India’s conservation pressure is shifting from forests to forest edges. The animals are recovering in some landscapes, but people, farms, roads, and settlements are pressing closer. In that environment, building a tiger reserve is only the first step. The harder work is keeping corridors open, reducing retaliation, compensating losses quickly, and designing infrastructure that allows animals to move without turning every crossing into a collision point.
Madhya Pradesh appears to be responding to that challenge through a broader corridor and conflict-management strategy. Underpasses and overpasses are being developed on road stretches such as the Itarsi-Betul section of NH-46, part of a larger move toward wildlife-friendly infrastructure.
The state is also working on corridor thinking across major tiger landscapes including Kanha, Bandhavgarh, Panna and Pench, according to the state narrative provided for the article.
The same logic is visible in elephant management. Madhya Pradesh’s cabinet approved a ₹47.11 crore plan for wild elephant management and human-elephant conflict mitigation, covering measures such as surveillance, barriers, rapid-response systems and community-facing interventions.
The government has also raised compensation for deaths caused by wild animal attacks from ₹8 lakh to ₹25 lakh, an important political signal in landscapes where conservation succeeds only when local communities feel protected, not abandoned.
The vulture story is another underreported piece of the state’s conservation turn.
Madhya Pradesh has emerged as a major vulture conservation centre, with the Kerwa-based Vulture Conservation Breeding Centre jointly operated by Van Vihar National Park and the Bombay Natural History Society.
A cinereous vulture rescued in Vidisha district in December 2025, treated at Kerwa and released at Halali Dam in February 2026, later flew thousands of kilometres toward Central Asia. The episode is more than a feel-good anecdote. It shows the growing role of tracking, rehabilitation and cross-border species science in Indian conservation.

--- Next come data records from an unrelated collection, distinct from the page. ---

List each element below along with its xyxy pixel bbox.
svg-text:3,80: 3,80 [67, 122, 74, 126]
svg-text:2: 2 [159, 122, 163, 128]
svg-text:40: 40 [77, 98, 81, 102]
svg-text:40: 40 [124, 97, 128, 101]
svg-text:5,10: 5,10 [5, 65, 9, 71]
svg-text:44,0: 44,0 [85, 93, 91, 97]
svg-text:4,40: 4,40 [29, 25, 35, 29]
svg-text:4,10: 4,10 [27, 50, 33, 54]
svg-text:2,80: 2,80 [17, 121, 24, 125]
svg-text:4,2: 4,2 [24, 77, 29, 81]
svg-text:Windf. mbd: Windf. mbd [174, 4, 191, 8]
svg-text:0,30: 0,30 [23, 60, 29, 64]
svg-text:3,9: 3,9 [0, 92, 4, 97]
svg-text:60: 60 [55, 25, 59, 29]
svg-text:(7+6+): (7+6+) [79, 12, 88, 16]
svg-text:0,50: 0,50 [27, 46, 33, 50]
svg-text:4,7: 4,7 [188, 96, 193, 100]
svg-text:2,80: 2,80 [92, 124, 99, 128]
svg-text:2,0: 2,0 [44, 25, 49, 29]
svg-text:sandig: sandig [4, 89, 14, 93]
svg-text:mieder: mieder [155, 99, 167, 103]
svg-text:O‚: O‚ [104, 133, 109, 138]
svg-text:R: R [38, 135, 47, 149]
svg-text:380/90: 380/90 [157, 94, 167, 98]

The legal geography of conservation is expanding too. In April 2025, the state notified Dr. Bhimrao Ambedkar Wildlife Sanctuary across 258.64 sq km in Sagar district, making it Madhya Pradesh’s 25th wildlife sanctuary.
The state has also moved on Omkareshwar and other protected landscapes, while Tapti in Betul district has been projected as Madhya Pradesh’s first conservation reserve.
These decisions point to a different conservation model. Earlier, protected areas were often treated as islands. The new challenge is to build networks: reserves, sanctuaries, conservation reserves, corridors, rescue centres, soft-release sites, tourism zones, community buffers and compensation systems.
That is the significance of the Kuno visit.
The release of two Botswana-origin female cheetahs will generate images. But the real story is whether Madhya Pradesh can turn those images into a durable governance model.
Can it balance wildlife recovery with village confidence? Can it turn eco-tourism into local income without overwhelming fragile habitats?
Can it protect corridors before highways and settlements cut them permanently?
Can it make conservation a development strategy instead of a department file?
For now, Madhya Pradesh has momentum. It has tigers in expanding reserves, cheetahs breeding in Kuno, vultures returning through scientific rehabilitation, elephants being managed through a dedicated plan, and new protected areas being added to the map.
That does not make the state’s conservation story complete. It makes it consequential.
Madhya Pradesh is no longer only defending its title as India’s Tiger State. It is trying to build the next Indian model of conservation: multi-species, corridor-led, tourism-linked, science-backed and politically visible.
If it works, Kuno will not be remembered only as the place where cheetahs returned to India.
It will be remembered as the place where Madhya Pradesh began to redefine what wildlife governance in India could look like.